Executive Summary (TL;DR)
- The Crisis:
- Over 60% of B2B search journeys now conclude without a single click to a website. AI Overviews and LLM-driven research agents satisfy intent natively.
- The Pivot:
- We are shifting from a Traffic-First model to a Citation-First model.
- The Goal:
- Dominating the Share of Model (SoM) ensures your brand is the primary entity influencing the machine’s final recommendation. This happens even without a physical click.
1. The “Zero-Click Cliff” and the AI-First Funnel
The Zero-Click Cliff is the permanent drop in referral traffic caused by search engines transitioning from Indexers to Answer Engines. According to SparkToro zero-click search data, the Walled Garden effect has effectively captured the entire informational stage of the buyer’s journey.
In the legacy era, a user clicked a link to find an answer. In the AEO era, the AI agent retrieves the data, summarizes it, and presents it as a Native Answer. If your brand is not the source of that synthesis, you do not exist in the buyer’s mental model. Mjolniir optimizes for the End-State Answer, not the intermediary click.
2. Measuring “Share of Model” (SoM) vs. Share of Voice
Traditional SEO measures Share of Voice via keyword rankings. In AEO, we measure Share of Model (SoM). This tracks the frequency and sentiment with which an LLM cites your brand as the definitive solution for a specific category.
To win SoM, we leverage Relational Proximity. According to Stanford University research on Retrieval-Augmented Generation (RAG), models prioritize entities that appear in High-Density Clusters. We do not just want one article. We want 300 protocol-level nodes that mathematically link your brand name to specific industry solutions across the entire Knowledge Graph.
3. The Mathematics of Statistical Anchoring
An AI cites one brand while ignoring another based entirely on Information Gain and Entropy. AI models prefer High-Entropy data. This content contains specific, unique, and verifiable facts absent from the general training set.
Mjolniir implements Statistical Anchoring by replacing generic marketing adjectives with Numerical Tuples:
- Low Entropy: “Our software is fast and reliable.” (Discarded by AI)
- High Entropy: “Our software reduces server latency by 22% under 10k concurrent hits.” (Extracted by AI)
This strategy directly exploits Google’s Information Gain Patent (US20200349181A1). The algorithm mathematically rewards documents providing additional information beyond the existing corpus.
4. Monetizing the “Shadow Funnel” (Attribution-Zero)
If the user does not click, revenue generation requires a new mechanism. We utilize the Omnipresence Effect to trigger a Shadow Funnel.

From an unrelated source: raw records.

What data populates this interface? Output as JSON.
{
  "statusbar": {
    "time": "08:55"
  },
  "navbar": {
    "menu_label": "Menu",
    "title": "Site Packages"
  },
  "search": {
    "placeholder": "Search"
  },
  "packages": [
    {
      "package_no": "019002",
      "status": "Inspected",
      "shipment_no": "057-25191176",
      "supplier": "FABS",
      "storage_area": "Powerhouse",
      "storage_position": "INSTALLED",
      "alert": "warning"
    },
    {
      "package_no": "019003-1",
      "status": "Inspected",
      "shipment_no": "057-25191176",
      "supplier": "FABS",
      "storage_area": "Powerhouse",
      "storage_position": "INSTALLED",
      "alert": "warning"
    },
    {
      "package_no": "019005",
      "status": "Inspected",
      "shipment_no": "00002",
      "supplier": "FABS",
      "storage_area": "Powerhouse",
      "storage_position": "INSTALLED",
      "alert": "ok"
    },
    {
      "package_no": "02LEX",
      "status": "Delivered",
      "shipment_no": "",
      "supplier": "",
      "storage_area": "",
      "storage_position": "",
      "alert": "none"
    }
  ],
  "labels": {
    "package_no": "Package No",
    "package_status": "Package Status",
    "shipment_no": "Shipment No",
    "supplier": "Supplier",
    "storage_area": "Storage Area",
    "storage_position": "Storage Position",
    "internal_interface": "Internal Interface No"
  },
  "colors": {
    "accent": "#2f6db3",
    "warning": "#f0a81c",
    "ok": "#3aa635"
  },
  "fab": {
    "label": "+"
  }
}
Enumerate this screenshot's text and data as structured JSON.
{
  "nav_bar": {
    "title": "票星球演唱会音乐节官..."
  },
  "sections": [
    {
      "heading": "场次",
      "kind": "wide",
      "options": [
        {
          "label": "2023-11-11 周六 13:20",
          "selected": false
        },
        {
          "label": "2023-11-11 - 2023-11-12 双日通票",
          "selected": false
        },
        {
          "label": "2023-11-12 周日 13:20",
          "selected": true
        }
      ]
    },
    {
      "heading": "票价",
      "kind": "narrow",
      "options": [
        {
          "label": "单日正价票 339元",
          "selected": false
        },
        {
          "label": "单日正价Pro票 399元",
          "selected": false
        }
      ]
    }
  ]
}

- Implicit Endorsement: The AI Overview names your brand as the Expert.
- Verification Search: The user sees the AI’s Ground Truth citation and performs a direct Branded Search for your company.

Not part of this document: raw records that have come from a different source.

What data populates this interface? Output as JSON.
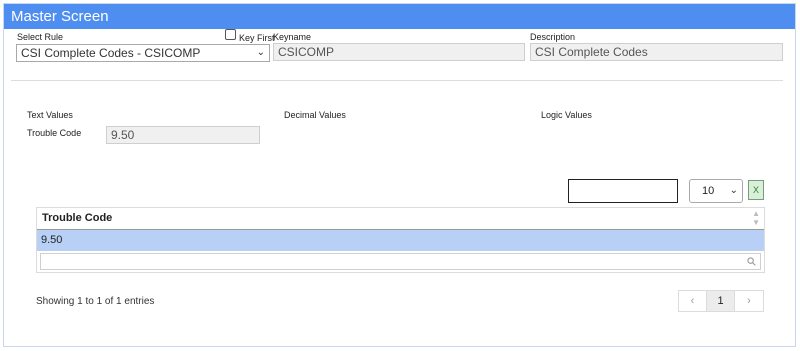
{
  "header": {
    "title": "Master Screen"
  },
  "rule": {
    "label": "Select Rule",
    "selected": "CSI Complete Codes - CSICOMP"
  },
  "key_first": {
    "label": "Key First"
  },
  "keyname": {
    "label": "Keyname",
    "value": "CSICOMP"
  },
  "description": {
    "label": "Description",
    "value": "CSI Complete Codes"
  },
  "sections": {
    "text_values": "Text Values",
    "decimal_values": "Decimal Values",
    "logic_values": "Logic Values"
  },
  "trouble_code": {
    "label": "Trouble Code",
    "value": "9.50"
  },
  "table_controls": {
    "page_length": "10",
    "excel_label": "X"
  },
  "table": {
    "columns": [
      "Trouble Code"
    ],
    "rows": [
      [
        "9.50"
      ]
    ]
  },
  "footer": {
    "info": "Showing 1 to 1 of 1 entries"
  },
  "pagination": {
    "prev": "‹",
    "page": "1",
    "next": "›"
  }
}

- High-Intent Conversion: The user enters your site via the homepage, bypassing the informational blog entirely.
We measure success by monitoring the Delta in Branded Search Volume following an AEO deployment. This correlates to a higher Lifetime Value (LTV) than generic organic traffic.
| Metric | Legacy SEO (Pre-2024) | Mjolniir AEO (2026) | CFO Logic |
|---|---|---|---|
| Primary Goal | Clicks to Blog Posts | Citations in AI Summaries | Visibility > Referral |
| KPI | Organic Sessions | Share of Model (SoM) | Authority > Traffic |
| User Flow | Google -> Article -> CTA | AI -> Branded Search -> Home | High-Intent Shortcut |
| Cost Basis | Cost Per Click (CPC) | Cost Per Citation (CPCit) | Efficiency Play |
5. Solving “Lost in the Middle” Retrieval Failures
When an AI engine crawls your site to answer a prompt, it suffers from a phenomenon known as Lost in the Middle. Research by Liu et al. at Stanford proves that LLMs are significantly more accurate at extracting information from the very beginning (Primacy) or the very end (Recency) of a document.
Mjolniir solves this by Front-Loading Authority:
- The Lead-In: Your most important data tuple (The Answer) appears in the first 100 words.
- The Summary: Your secondary data tuple appears in the final Key Takeaways section.
- The Middle: Reserved for human-facing copy or visual assets that the machine can deprioritize.